4. Saran dan prasarana sekolah

Sarana dan prasarana sekolah, merupakan salah satu kendala yang masih dihadapi
oleh dunia pendidikan kita. Kemampuan keuangan yang masih terbatas, salah kelola
maupun tingkat KKN yang masih tinggi serta faktor-faktor lain, telah menyebabkan
kondisi sekolah masih jauh dari memadai. Mulai dari jumlah gedung yang rusak,
ruang kelas yang terbatas maupun kelengkapan alat-alat laboratorium yang sangat
dibutuhkan dalam pencapaian proses belajar mengajar yang belum maksimal,
merupak beberapa kendala nyata yang masih kita hadapi.

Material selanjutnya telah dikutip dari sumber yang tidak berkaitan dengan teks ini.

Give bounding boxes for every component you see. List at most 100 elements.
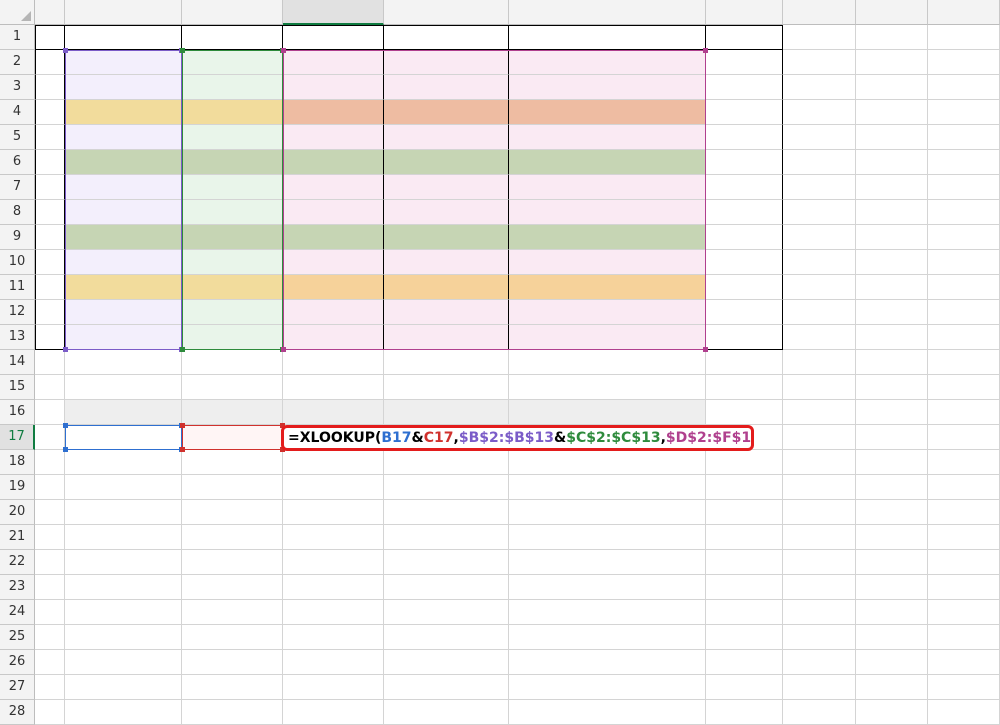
row-header-1[interactable]: 1: [0, 25, 35, 50]
cell-i18[interactable]: [856, 450, 928, 475]
table-row-3-email[interactable]: [509, 75, 706, 100]
cell-e18[interactable]: [384, 450, 509, 475]
table-row-4-tel[interactable]: [384, 100, 509, 125]
table-header-5[interactable]: [384, 25, 509, 50]
cell-a16[interactable]: [35, 400, 65, 425]
cell-h2[interactable]: [783, 50, 856, 75]
cell-h17[interactable]: [783, 425, 856, 450]
cell-i2[interactable]: [856, 50, 928, 75]
cell-h18[interactable]: [783, 450, 856, 475]
row-header-7[interactable]: 7: [0, 175, 35, 200]
lookup-name-26[interactable]: [182, 650, 283, 675]
cell-c28[interactable]: [182, 700, 283, 725]
cell-e23[interactable]: [384, 575, 509, 600]
table-row-8-no[interactable]: [35, 200, 65, 225]
lookup-company-19[interactable]: [65, 475, 182, 500]
row-header-18[interactable]: 18: [0, 450, 35, 475]
table-row-11-name[interactable]: [182, 275, 283, 300]
cell-e21[interactable]: [384, 525, 509, 550]
table-row-10-tel[interactable]: [384, 250, 509, 275]
table-row-6-no[interactable]: [35, 150, 65, 175]
row-header-2[interactable]: 2: [0, 50, 35, 75]
lookup-name-25[interactable]: [182, 625, 283, 650]
table-row-4-dept[interactable]: [283, 100, 384, 125]
table-row-7-name[interactable]: [182, 175, 283, 200]
table-row-4-email[interactable]: [509, 100, 706, 125]
cell-e26[interactable]: [384, 650, 509, 675]
table-row-10-company[interactable]: [65, 250, 182, 275]
row-header-14[interactable]: 14: [0, 350, 35, 375]
cell-j2[interactable]: [928, 50, 1000, 75]
cell-h14[interactable]: [783, 350, 856, 375]
cell-h1[interactable]: [783, 25, 856, 50]
cell-j7[interactable]: [928, 175, 1000, 200]
cell-f21[interactable]: [509, 525, 706, 550]
cell-d20[interactable]: [283, 500, 384, 525]
cell-a22[interactable]: [35, 550, 65, 575]
row-header-8[interactable]: 8: [0, 200, 35, 225]
cell-i26[interactable]: [856, 650, 928, 675]
cell-g25[interactable]: [706, 625, 783, 650]
cell-i16[interactable]: [856, 400, 928, 425]
cell-c15[interactable]: [182, 375, 283, 400]
cell-h5[interactable]: [783, 125, 856, 150]
cell-j11[interactable]: [928, 275, 1000, 300]
table-header-7[interactable]: [706, 25, 783, 50]
row-header-22[interactable]: 22: [0, 550, 35, 575]
lookup-company-18[interactable]: [65, 450, 182, 475]
row-header-19[interactable]: 19: [0, 475, 35, 500]
spreadsheet-grid[interactable]: 1 2 3 4 5 6 7 8 9 10 11 12 13 14 15 16 17 18 19 20 21 22 23 24 2…: [0, 0, 1000, 725]
cell-a25[interactable]: [35, 625, 65, 650]
cell-i3[interactable]: [856, 75, 928, 100]
cell-d15[interactable]: [283, 375, 384, 400]
table-row-3-company[interactable]: [65, 75, 182, 100]
cell-i28[interactable]: [856, 700, 928, 725]
cell-j23[interactable]: [928, 575, 1000, 600]
row-header-15[interactable]: 15: [0, 375, 35, 400]
cell-i7[interactable]: [856, 175, 928, 200]
cell-j1[interactable]: [928, 25, 1000, 50]
cell-j3[interactable]: [928, 75, 1000, 100]
table-row-12-email[interactable]: [509, 300, 706, 325]
cell-f20[interactable]: [509, 500, 706, 525]
cell-j13[interactable]: [928, 325, 1000, 350]
table-row-5-tel[interactable]: [384, 125, 509, 150]
table-row-2-dept[interactable]: [283, 50, 384, 75]
lookup-company-17[interactable]: [65, 425, 182, 450]
table-row-3-tel[interactable]: [384, 75, 509, 100]
cell-a20[interactable]: [35, 500, 65, 525]
row-header-9[interactable]: 9: [0, 225, 35, 250]
cell-a24[interactable]: [35, 600, 65, 625]
cell-f27[interactable]: [509, 675, 706, 700]
table-row-7-dept[interactable]: [283, 175, 384, 200]
table-row-6-date[interactable]: [706, 150, 783, 175]
table-row-12-tel[interactable]: [384, 300, 509, 325]
cell-i8[interactable]: [856, 200, 928, 225]
cell-f14[interactable]: [509, 350, 706, 375]
table-row-2-date[interactable]: [706, 50, 783, 75]
cell-j5[interactable]: [928, 125, 1000, 150]
cell-e14[interactable]: [384, 350, 509, 375]
column-header-b[interactable]: [65, 0, 182, 25]
table-row-8-tel[interactable]: [384, 200, 509, 225]
column-header-f[interactable]: [509, 0, 706, 25]
cell-h19[interactable]: [783, 475, 856, 500]
select-all-corner[interactable]: [0, 0, 35, 25]
cell-g18[interactable]: [706, 450, 783, 475]
cell-d14[interactable]: [283, 350, 384, 375]
table-row-13-company[interactable]: [65, 325, 182, 350]
cell-a28[interactable]: [35, 700, 65, 725]
table-row-12-name[interactable]: [182, 300, 283, 325]
cell-c14[interactable]: [182, 350, 283, 375]
table-row-11-date[interactable]: [706, 275, 783, 300]
table-row-11-company[interactable]: [65, 275, 182, 300]
cell-a18[interactable]: [35, 450, 65, 475]
table-row-11-no[interactable]: [35, 275, 65, 300]
cell-e20[interactable]: [384, 500, 509, 525]
table-row-4-date[interactable]: [706, 100, 783, 125]
cell-i4[interactable]: [856, 100, 928, 125]
row-header-12[interactable]: 12: [0, 300, 35, 325]
table-header-3[interactable]: [182, 25, 283, 50]
cell-i17[interactable]: [856, 425, 928, 450]
cell-h6[interactable]: [783, 150, 856, 175]
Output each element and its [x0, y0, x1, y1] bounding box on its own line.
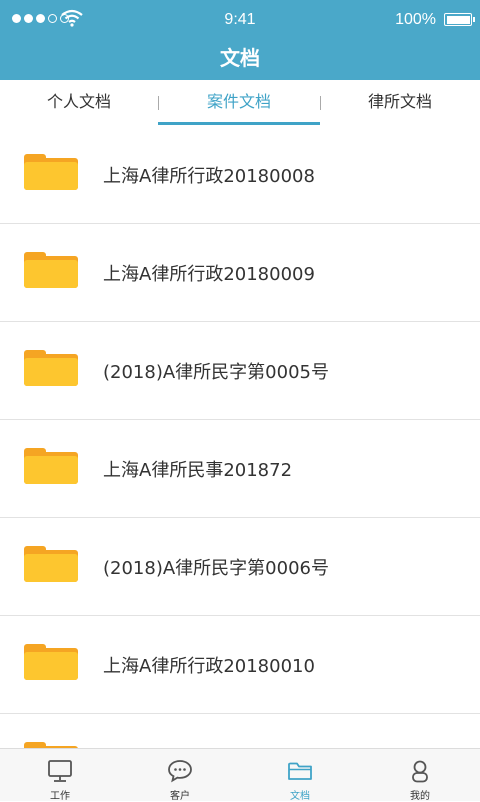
bottom-navigation: 工作 客户 文档 我的	[0, 748, 480, 802]
nav-clients[interactable]: 客户	[120, 749, 240, 802]
chat-bubble-icon	[168, 760, 192, 783]
list-item-partial[interactable]	[0, 714, 480, 748]
folder-name: 上海A律所行政20180008	[103, 166, 315, 187]
folder-name: (2018)A律所民字第0006号	[103, 558, 329, 579]
folder-icon	[24, 546, 78, 582]
battery-icon	[444, 13, 475, 26]
folder-list[interactable]: 上海A律所行政20180008 上海A律所行政20180009 (2018)A律…	[0, 126, 480, 748]
list-item[interactable]: (2018)A律所民字第0006号	[0, 518, 480, 616]
list-item[interactable]: 上海A律所行政20180010	[0, 616, 480, 714]
tab-case-documents[interactable]: 案件文档	[158, 80, 320, 126]
folder-icon	[24, 350, 78, 386]
status-bar: 9:41 100%	[0, 0, 480, 40]
app-header: 9:41 100% 文档	[0, 0, 480, 80]
folder-icon	[288, 762, 312, 780]
list-item[interactable]: 上海A律所行政20180009	[0, 224, 480, 322]
folder-name: 上海A律所行政20180009	[103, 264, 315, 285]
folder-name: (2018)A律所民字第0005号	[103, 362, 329, 383]
document-tabs: 个人文档 案件文档 律所文档	[0, 80, 480, 127]
person-icon	[412, 760, 428, 783]
list-item[interactable]: 上海A律所行政20180008	[0, 126, 480, 224]
list-item[interactable]: 上海A律所民事201872	[0, 420, 480, 518]
tab-firm-documents[interactable]: 律所文档	[320, 80, 480, 126]
folder-icon	[24, 448, 78, 484]
nav-work[interactable]: 工作	[0, 749, 120, 802]
tab-personal-documents[interactable]: 个人文档	[0, 80, 158, 126]
monitor-icon	[48, 760, 72, 782]
battery-percent: 100%	[395, 11, 436, 28]
nav-documents[interactable]: 文档	[240, 749, 360, 802]
list-item[interactable]: (2018)A律所民字第0005号	[0, 322, 480, 420]
nav-profile[interactable]: 我的	[360, 749, 480, 802]
active-tab-indicator	[158, 122, 320, 125]
page-title: 文档	[220, 46, 260, 70]
folder-icon	[24, 154, 78, 190]
folder-name: 上海A律所行政20180010	[103, 656, 315, 677]
folder-icon	[24, 644, 78, 680]
folder-name: 上海A律所民事201872	[103, 460, 293, 481]
folder-icon	[24, 252, 78, 288]
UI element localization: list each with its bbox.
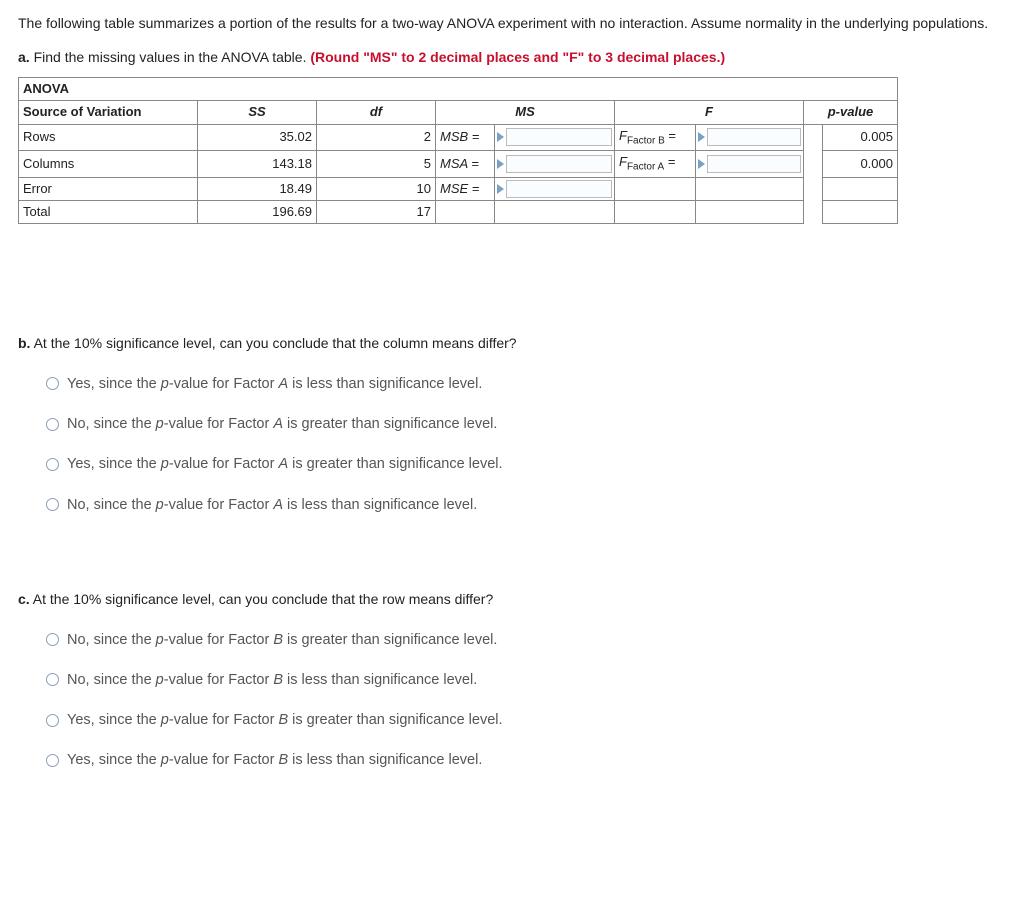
sov-columns: Columns [19, 151, 198, 178]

Sarana dan Prasarana Pendidikan. Banyaknya ruang kelas yang tidak layak untuk
proses belajar. Ruang kelas TK yang jumlahnya 93.629 ruang, yang kondisinya
masih baik 77.399 ruang (82,67%), Ruang kelas SD yang jumlahnya 865.256
ruang, yang kondisinya masih baik 364.440 ruang (42,12%), Ruang kelas SMP yang
jumlahnya 187.480 ruang, yang kondisinya masih baik 154.283 ruang (82,29%),
Ruang kelas SMA yang jumlahnya 124.417 ruang, yang kondisinya masih baik
115.794 ruang (93,07%), (Sumber : Indonesia Educational statistics in brief
2003/2004; Balitbang Diknas).
3. Ada beberapa hal yang termasuk dalam syarat-syarat Profesi seperti:
a) Standar unjuk kerja.
b) Lembaga pendidikan khusus untuk menghasilkan pelaku profesi tersebut
dengan 
c) Standar kualitas
d) Akademik yang bertanggung jawab
e) Organisasi profesi
f) Etika dan kode etik profesi
g) Sistem imbalan
h) Pengakuan masyarakat

Dan diantara syarat-syarat profesi di atas menururt Saya yang sulit terpenuhi
adalah Standar kualitas dan Sistem imbalan.